Andrew Moore, Dean of SCS, from the recent Geekwire HQ2 series:
GW: One of the major triumphs of your computer science department over the past couple years is the gender equity that you’re seeing in your incoming classes. It’s remarkable. And it’s not something that’s happening elsewhere. How have you done it, and what can the rest of not only academia, but technology, learn from what you’ve done here?
Moore: The first thing is you’ve got to begin two decades ago. That’s a really hard thing for folks who want to see that recipe. But of course, I believe that folks can do it more quickly. The first thing not to do is try to make the curriculum “pink” in any way, if you see what I mean. And the faculty and the leaders around this were very clear on that. It is very important to have those connections with middle schools and high schools, where all we have to do there is say what we really believe, which is that computer science is problem solving. Computer science is not semicolons and curly braces. And I think that really helps.

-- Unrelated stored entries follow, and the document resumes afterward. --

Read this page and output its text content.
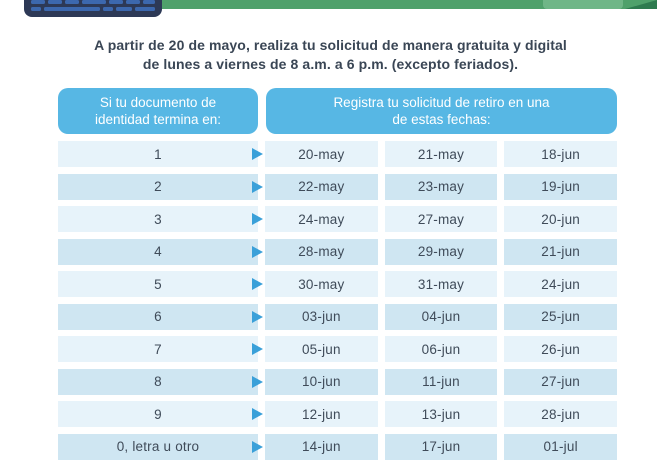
A partir de 20 de mayo, realiza tu solicitud de manera gratuita y digital
de lunes a viernes de 8 a.m. a 6 p.m. (excepto feriados).
Si tu documento de identidad termina en:
Registra tu solicitud de retiro en una de estas fechas:
1	20-may	21-may	18-jun
2	22-may	23-may	19-jun
3	24-may	27-may	20-jun
4	28-may	29-may	21-jun
5	30-may	31-may	24-jun
6	03-jun	04-jun	25-jun
7	05-jun	06-jun	26-jun
8	10-jun	11-jun	27-jun
9	12-jun	13-jun	28-jun
0, letra u otro	14-jun	17-jun	01-jul
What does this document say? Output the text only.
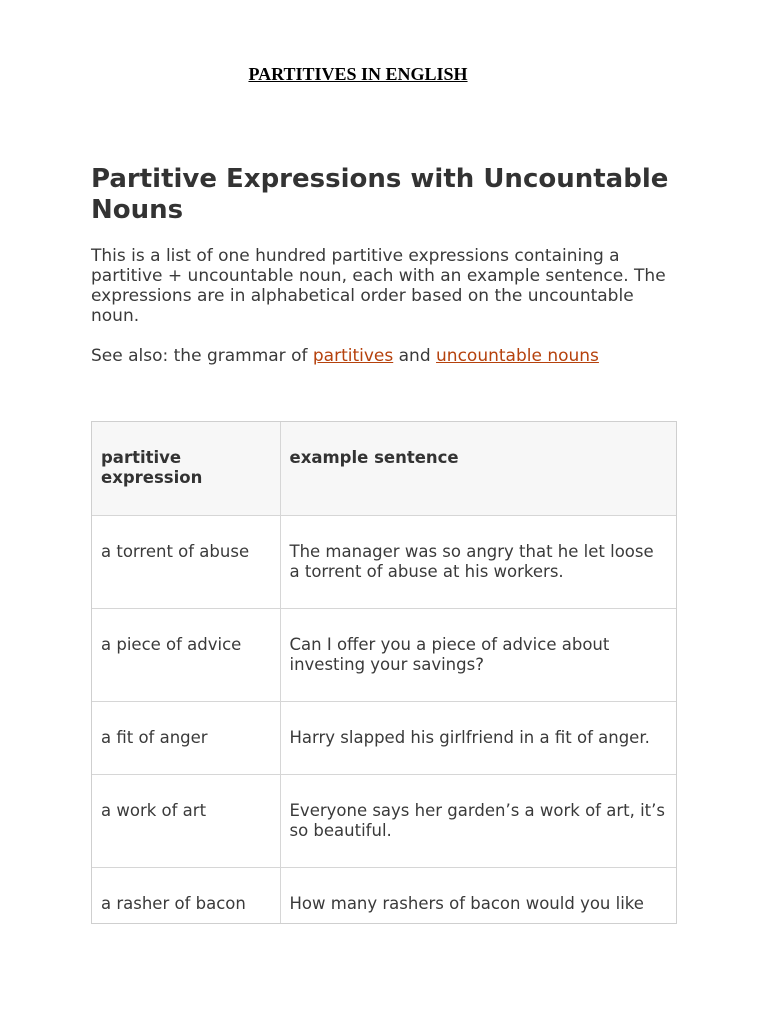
PARTITIVES IN ENGLISH

Partitive Expressions with Uncountable Nouns

This is a list of one hundred partitive expressions containing a partitive + uncountable noun, each with an example sentence. The expressions are in alphabetical order based on the uncountable noun.

See also: the grammar of partitives and uncountable nouns

partitive expression	example sentence
a torrent of abuse	The manager was so angry that he let loose a torrent of abuse at his workers.
a piece of advice	Can I offer you a piece of advice about investing your savings?
a fit of anger	Harry slapped his girlfriend in a fit of anger.
a work of art	Everyone says her garden’s a work of art, it’s so beautiful.
a rasher of bacon	How many rashers of bacon would you like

But then, here was the inspiring piece. After a while it seems to become a self-reinforcing flywheel. It’s self-reinforcing in the sense that once we were 50 percent more women than the national average, we were a very attractive and interesting place for women to come to. And once that took us up to 75 percent, that was even more so. And now I think we’ve hit the optimal situation here, where it is a really good environment, where no one feels, at least gender-wise, no one feels like they’re the only one in the class or in a small minority within the class. And that was really good news.